How does Pompe disease affect an individual?

  • Muscle weakness:
    • Progressive muscle weakness is a primary feature of Pompe disease.
    • It affects both skeletal and smooth muscles, leading to difficulties in mobility and daily activities.
    • Weakness in the respiratory muscles can result in breathing difficulties, especially during physical exertion or even while lying down.
  • Motor skill delay:
    • Children with the disease may experience delays in achieving motor milestones, such as sitting, crawling, and walking.
    • The degree of motor skill delay can vary, and some individuals may never attain certain motor milestones.
  • Degenerative impact on bones:
    • Prolonged muscle weakness and reduced mobility can have a degenerative impact on bones, leading to joint contractures and skeletal deformities.
  • Respiratory complications:
    • The weakening of respiratory muscles, including the diaphragm, can have an impact.
    • Patients may experience shortness of breath, respiratory infections, and in severe cases, respiratory failure.
  • Cardiac involvement:
    • In some cases, Pompe disease can affect the heart muscles, leading to complications.
    • Symptoms such as heart palpitations, fatigue, and chest pain, may manifest.
  • Hypertrophic cardiomyopathy:
    • Pompe disease can cause hypertrophic cardiomyopathy, characterised by the thickening of the heart muscle walls.
    • This can lead to impaired heart functions and cardiovascular symptoms.
  • Implications for daily living:
    • Patients may face challenges in performing daily activities independently due to muscle weakness and respiratory limitations.
    • Assistive devices such as wheelchairs and respiratory support equipment may become necessary.

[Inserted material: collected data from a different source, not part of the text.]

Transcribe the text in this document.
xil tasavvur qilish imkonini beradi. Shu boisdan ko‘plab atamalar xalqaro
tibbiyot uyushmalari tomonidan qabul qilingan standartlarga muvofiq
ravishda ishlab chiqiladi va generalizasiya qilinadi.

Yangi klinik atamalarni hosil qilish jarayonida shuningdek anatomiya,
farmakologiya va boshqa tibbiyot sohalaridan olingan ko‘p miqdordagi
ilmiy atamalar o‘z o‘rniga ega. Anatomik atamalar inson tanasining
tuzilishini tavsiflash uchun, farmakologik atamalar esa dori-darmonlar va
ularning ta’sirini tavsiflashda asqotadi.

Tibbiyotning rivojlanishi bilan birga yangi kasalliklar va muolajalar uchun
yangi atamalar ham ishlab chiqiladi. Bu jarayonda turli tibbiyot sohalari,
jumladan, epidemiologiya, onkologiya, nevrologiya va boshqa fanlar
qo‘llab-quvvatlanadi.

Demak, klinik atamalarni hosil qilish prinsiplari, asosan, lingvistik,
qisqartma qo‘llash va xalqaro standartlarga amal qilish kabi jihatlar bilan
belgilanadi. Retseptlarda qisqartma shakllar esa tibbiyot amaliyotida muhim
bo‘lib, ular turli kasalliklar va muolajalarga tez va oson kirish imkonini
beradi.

How is Pompe disease diagnosed?

  • It involves a multi-faceted approach.
  • Enzyme assays are conducted to measure the activity of acid alpha-glucosidase (GAA), the deficient enzyme.
    • Enzyme tests, often performed on blood or skin cells, provide crucial insights into GAA deficiency.
  • Genetic testing identifies mutations in the responsible GAA gene.
    • Genetic analysis confirms the presence of specific mutations associated with Pompe Disease.
  • The combination of these diagnostic tools enables healthcare professionals to accurately identify and confirm the disease.

Is Pompe disease curable?

  • While there is currently no cure, there are treatment options available to manage symptoms and improve the patient’s quality of life.
  • Enzyme Replacement Therapy (ERT) is a standard treatment, involving the infusion of the missing enzyme to alleviate glycogen buildup.
    • ERT is a medical treatment that replaces a missing or deficient enzyme in the body.

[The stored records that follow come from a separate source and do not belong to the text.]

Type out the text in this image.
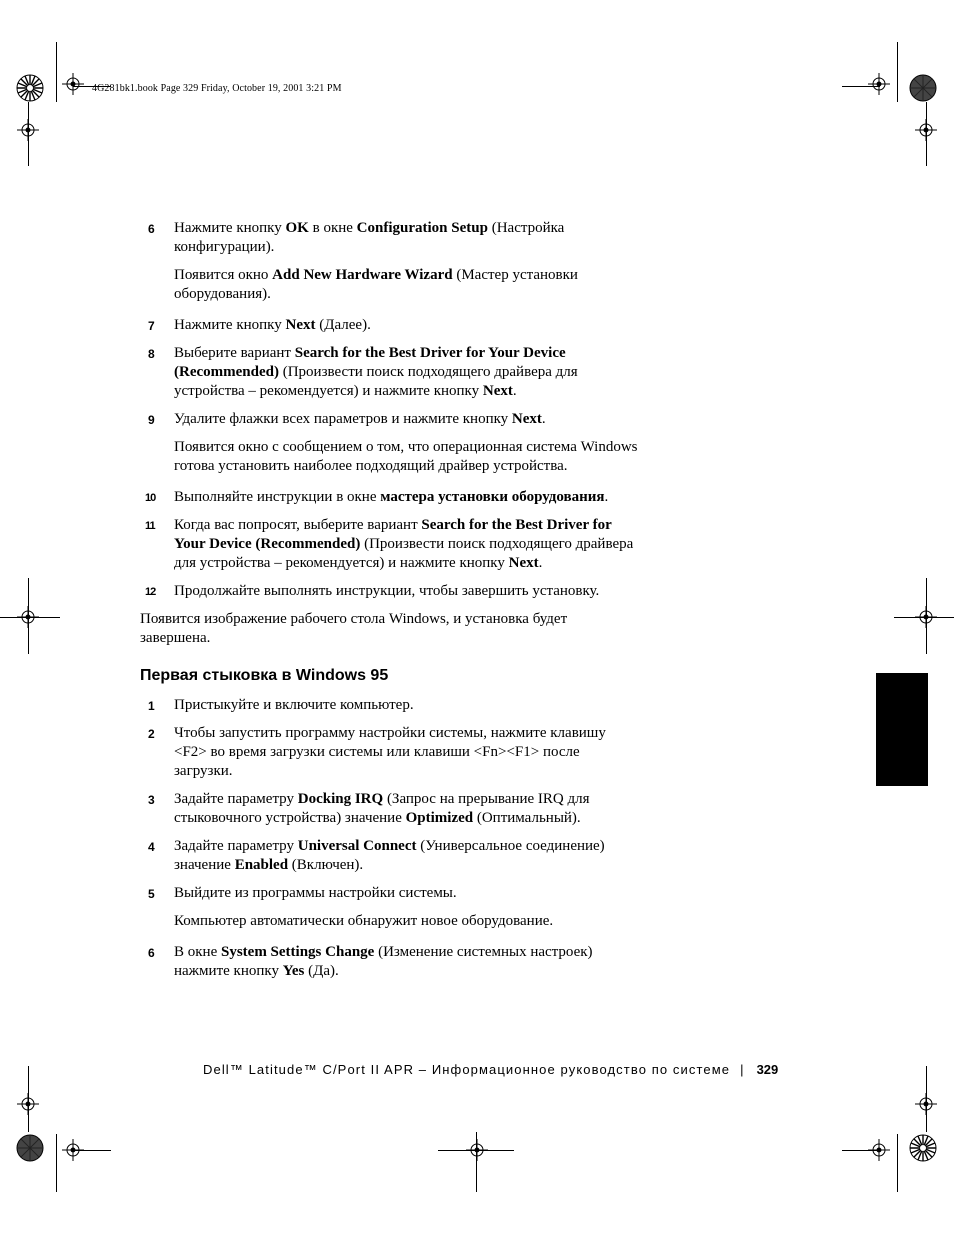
4G281bk1.book Page 329 Friday, October 19, 2001 3:21 PM
6 Нажмите кнопку OK в окне Configuration Setup (Настройка конфигурации).

Появится окно Add New Hardware Wizard (Мастер установки оборудования).

7 Нажмите кнопку Next (Далее).
8 Выберите вариант Search for the Best Driver for Your Device (Recommended) (Произвести поиск подходящего драйвера для устройства – рекомендуется) и нажмите кнопку Next.
9 Удалите флажки всех параметров и нажмите кнопку Next.

Появится окно с сообщением о том, что операционная система Windows готова установить наиболее подходящий драйвер устройства.

10 Выполняйте инструкции в окне мастера установки оборудования.
11 Когда вас попросят, выберите вариант Search for the Best Driver for Your Device (Recommended) (Произвести поиск подходящего драйвера для устройства – рекомендуется) и нажмите кнопку Next.
12 Продолжайте выполнять инструкции, чтобы завершить установку.

Появится изображение рабочего стола Windows, и установка будет завершена.

Первая стыковка в Windows 95
1 Пристыкуйте и включите компьютер.
2 Чтобы запустить программу настройки системы, нажмите клавишу <F2> во время загрузки системы или клавиши <Fn><F1> после загрузки.
3 Задайте параметру Docking IRQ (Запрос на прерывание IRQ для стыковочного устройства) значение Optimized (Оптимальный).
4 Задайте параметру Universal Connect (Универсальное соединение) значение Enabled (Включен).
5 Выйдите из программы настройки системы.

Компьютер автоматически обнаружит новое оборудование.

6 В окне System Settings Change (Изменение системных настроек) нажмите кнопку Yes (Да).
Dell™ Latitude™ C/Port II APR – Информационное руководство по системе | 329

Q1) What is Glycogen storage disease type II (GSD2)?

Glycogen storage disease type II (GSD2), also known as Pompe disease, is a metabolic disorder that causes glycogen to build up in muscle tissue. It's caused by a deficiency of the enzyme α-glucosidase.

Q2) What is Alpha-glucosidase?

Alpha-glucosidase is an enzyme that breaks down carbohydrates into monosaccharides, which can then be absorbed by the small intestine. It's located in the brush border of the small intestine.